The Hefce study does not examine the host of social and cultural factors - family background, wealth, childcare, schooling, friendships, role models and the like - that may explain the geographical divide in university prospects. But it does highlight some telltale correlations for areas with low or high participation rates. One particularly striking relationship is the close association between the level of participation by young people and the proportion of adults holding a higher education qualification. In many areas, there is also a link between schools with good GCSE results and high take-up rates of university.

But what is perhaps especially alarming is that these ingrained inequalities in higher education prospects shifted so little in the six years covered by the Hefce study.

The participation figures for those reaching the age of 18 between 1994 and 2000 have hardly changed at all. In general, the most disadvantaged areas have shown the highest growth in university participation when measured proportionally or in percentage terms. But this growth is built on such a low base that, in absolute percentage terms, it is nothing compared with the increases witnessed for the most advantaged areas. This means that the participation gap between the groups has risen over the period. And this yawning gap will not be picked up by figures computed on a country-wide basis, which are used to gauge progress towards the Government's target of attracting half of 18 to 30-year-olds into higher education by 2010. The figures laid out in the Hefce study highlight deep social divides that cannot be solved by universities alone.

Nevertheless, Penny Jane Burke, lecturer in higher education in the School of Educational Foundations and Policy Studies at the Institute of Education, University of London, argues that the raft of policies and programmes intended to increase participation in higher education are mostly "superficial". The Government's Aimhigher campaign focuses largely on raising aspirations of young people from communities in which motivation, skill and aspirations are low. What is needed, Burke says, is a fundamental reappraisal of how universities cater for a wider and more diverse audience of students in higher education.

"Such initiatives rest on notions of merit and hidden potential - this places the emphasis on identifying talented individuals from poor groups rather than on redressing deeply rooted social inequalities," she says.

"Current policy focuses on individual aspirations and does not recognise the importance of social practices that serve to create new forms of educational inclusions and exclusions.
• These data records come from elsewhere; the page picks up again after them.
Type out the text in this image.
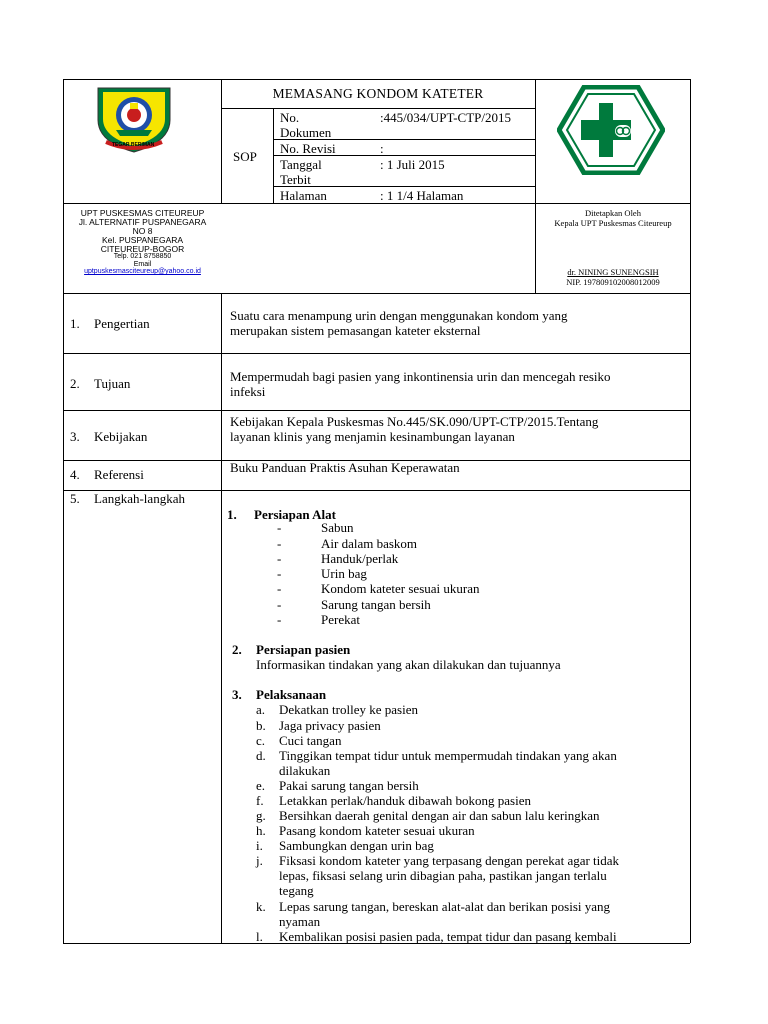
TEGAR BERIMAN
MEMASANG KONDOM KATETER
SOP
No.
Dokumen
:445/034/UPT-CTP/2015
No. Revisi	:
Tanggal
Terbit
: 1 Juli 2015
Halaman	: 1 1/4 Halaman
UPT PUSKESMAS CITEUREUP
Jl. ALTERNATIF PUSPANEGARA
NO 8
Kel. PUSPANEGARA
CITEUREUP-BOGOR
Telp. 021 8758850
Email
uptpuskesmasciteureup@yahoo.co.id
Ditetapkan Oleh
Kepala UPT Puskesmas Citeureup
dr. NINING SUNENGSIH
NIP. 197809102008012009
1. Pengertian
Suatu cara menampung urin dengan menggunakan kondom yang
merupakan sistem pemasangan kateter eksternal
2. Tujuan	Mempermudah bagi pasien yang inkontinensia urin dan mencegah resiko
infeksi
3. Kebijakan
Kebijakan Kepala Puskesmas No.445/SK.090/UPT-CTP/2015.Tentang
layanan klinis yang menjamin kesinambungan layanan
4. Referensi	Buku Panduan Praktis Asuhan Keperawatan
5. Langkah-langkah
1. Persiapan Alat
-	Sabun
-	Air dalam baskom
-	Handuk/perlak
-	Urin bag
-	Kondom kateter sesuai ukuran
-	Sarung tangan bersih
-	Perekat
2. Persiapan pasien
Informasikan tindakan yang akan dilakukan dan tujuannya
3. Pelaksanaan
a. Dekatkan trolley ke pasien
b. Jaga privacy pasien
c. Cuci tangan
d. Tinggikan tempat tidur untuk mempermudah tindakan yang akan
dilakukan
e. Pakai sarung tangan bersih
f. Letakkan perlak/handuk dibawah bokong pasien
g. Bersihkan daerah genital dengan air dan sabun lalu keringkan
h. Pasang kondom kateter sesuai ukuran
i. Sambungkan dengan urin bag
j. Fiksasi kondom kateter yang terpasang dengan perekat agar tidak
lepas, fiksasi selang urin dibagian paha, pastikan jangan terlalu
tegang
k. Lepas sarung tangan, bereskan alat-alat dan berikan posisi yang
nyaman
l. Kembalikan posisi pasien pada, tempat tidur dan pasang kembali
We need to understand the perspectives and experiences of young people from less privileged backgrounds and develop policies and practices from this understanding.

This will require change to higher education at a multitude of levels including curriculum, pedagogy and assessment as well as a close examination of the ways certain academic practices are highly exclusive to some social groups in society.

"Unless we address these issues, the same groups of young people - those from higher socioeconomic backgrounds - will go on to higher education in larger numbers, while those from poor backgrounds will continue to be excluded (outside of) a few exceptional individuals who manage to benefit from a university education," she concludes.